Teachers across Australian primary and secondary schools already use Make My Lesson to plan PBL units across multiple subjects. The platform runs on secure, education-focused AI technology built specifically for the schooling sector, with curriculum mapping reviewed regularly against current Australian Curriculum standards. This keeps every project based learning lesson plan accurate and genuinely usable, even for multi-week units.
Start Building PBL Lessons Today
Project based learning lesson plans don't need weeks of upfront planning. Try Make My Lesson and generate your first PBL project outline, complete with milestones and assessment checkpoints, in minutes.
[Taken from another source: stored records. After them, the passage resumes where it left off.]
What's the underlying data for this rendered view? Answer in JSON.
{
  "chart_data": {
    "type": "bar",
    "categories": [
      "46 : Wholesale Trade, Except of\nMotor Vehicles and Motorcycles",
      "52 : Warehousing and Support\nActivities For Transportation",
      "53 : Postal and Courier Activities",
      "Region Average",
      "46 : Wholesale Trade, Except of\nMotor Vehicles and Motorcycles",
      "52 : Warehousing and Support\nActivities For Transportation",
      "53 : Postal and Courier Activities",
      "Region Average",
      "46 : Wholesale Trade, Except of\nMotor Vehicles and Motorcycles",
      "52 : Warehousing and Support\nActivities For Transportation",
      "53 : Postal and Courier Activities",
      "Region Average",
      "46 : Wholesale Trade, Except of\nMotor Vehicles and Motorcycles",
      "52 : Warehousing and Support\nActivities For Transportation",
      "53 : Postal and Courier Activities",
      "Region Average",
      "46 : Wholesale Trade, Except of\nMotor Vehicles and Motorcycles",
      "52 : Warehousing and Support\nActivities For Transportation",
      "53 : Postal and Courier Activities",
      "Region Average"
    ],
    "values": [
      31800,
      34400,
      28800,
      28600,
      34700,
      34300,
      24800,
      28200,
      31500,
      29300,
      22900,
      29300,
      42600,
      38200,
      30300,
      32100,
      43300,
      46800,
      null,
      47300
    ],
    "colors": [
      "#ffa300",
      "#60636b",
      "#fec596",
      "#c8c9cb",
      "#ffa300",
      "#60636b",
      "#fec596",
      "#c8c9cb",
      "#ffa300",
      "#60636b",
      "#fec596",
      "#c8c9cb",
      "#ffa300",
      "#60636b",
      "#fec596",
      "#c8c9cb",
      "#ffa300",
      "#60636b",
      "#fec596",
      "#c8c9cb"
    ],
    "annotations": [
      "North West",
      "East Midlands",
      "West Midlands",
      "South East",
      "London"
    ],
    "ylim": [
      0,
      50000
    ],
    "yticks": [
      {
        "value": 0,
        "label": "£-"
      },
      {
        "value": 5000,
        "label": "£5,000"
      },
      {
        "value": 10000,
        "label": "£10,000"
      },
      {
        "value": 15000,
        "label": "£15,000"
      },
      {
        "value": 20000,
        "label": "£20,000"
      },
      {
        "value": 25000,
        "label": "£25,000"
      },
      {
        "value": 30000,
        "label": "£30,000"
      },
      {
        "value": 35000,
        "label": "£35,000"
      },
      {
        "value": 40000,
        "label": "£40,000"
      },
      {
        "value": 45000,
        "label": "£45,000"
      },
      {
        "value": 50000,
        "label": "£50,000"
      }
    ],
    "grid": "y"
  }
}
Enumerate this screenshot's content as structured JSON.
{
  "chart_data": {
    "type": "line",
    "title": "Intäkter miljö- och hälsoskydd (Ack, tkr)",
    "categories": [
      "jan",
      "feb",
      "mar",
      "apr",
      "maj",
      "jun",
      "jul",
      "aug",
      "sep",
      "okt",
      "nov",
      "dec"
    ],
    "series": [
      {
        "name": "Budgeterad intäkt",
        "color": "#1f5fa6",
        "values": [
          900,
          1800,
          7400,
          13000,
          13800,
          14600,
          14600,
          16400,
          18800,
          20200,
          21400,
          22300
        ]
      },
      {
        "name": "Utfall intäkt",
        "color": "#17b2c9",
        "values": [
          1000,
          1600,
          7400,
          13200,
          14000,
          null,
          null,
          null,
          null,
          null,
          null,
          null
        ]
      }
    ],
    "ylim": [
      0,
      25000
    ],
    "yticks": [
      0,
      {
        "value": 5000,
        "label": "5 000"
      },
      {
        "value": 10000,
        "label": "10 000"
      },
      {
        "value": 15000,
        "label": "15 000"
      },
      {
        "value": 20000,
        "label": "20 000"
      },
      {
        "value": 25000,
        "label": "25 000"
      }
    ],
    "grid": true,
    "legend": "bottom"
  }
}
Sign up free and see how project based learning can deepen engagement in your classroom this term.
Frequently Asked Questions
Project based learning, or PBL, engages students in extended, real-world projects that require applying knowledge and skills to produce a tangible final outcome.
Project based learning projects often run one to several weeks, depending on year level, subject complexity, and the scope of the final product.
Yes. Make My Lesson generates curriculum-aligned PBL lesson plans, including driving questions, staged milestones, and assessment checkpoints.
Strong project based learning examples include a clear driving question, defined milestones, and an authentic final product tied directly to curriculum outcomes.
Yes. Project based learning ideas generated through Make My Lesson can be scaled in length, complexity, and independence to suit different year levels.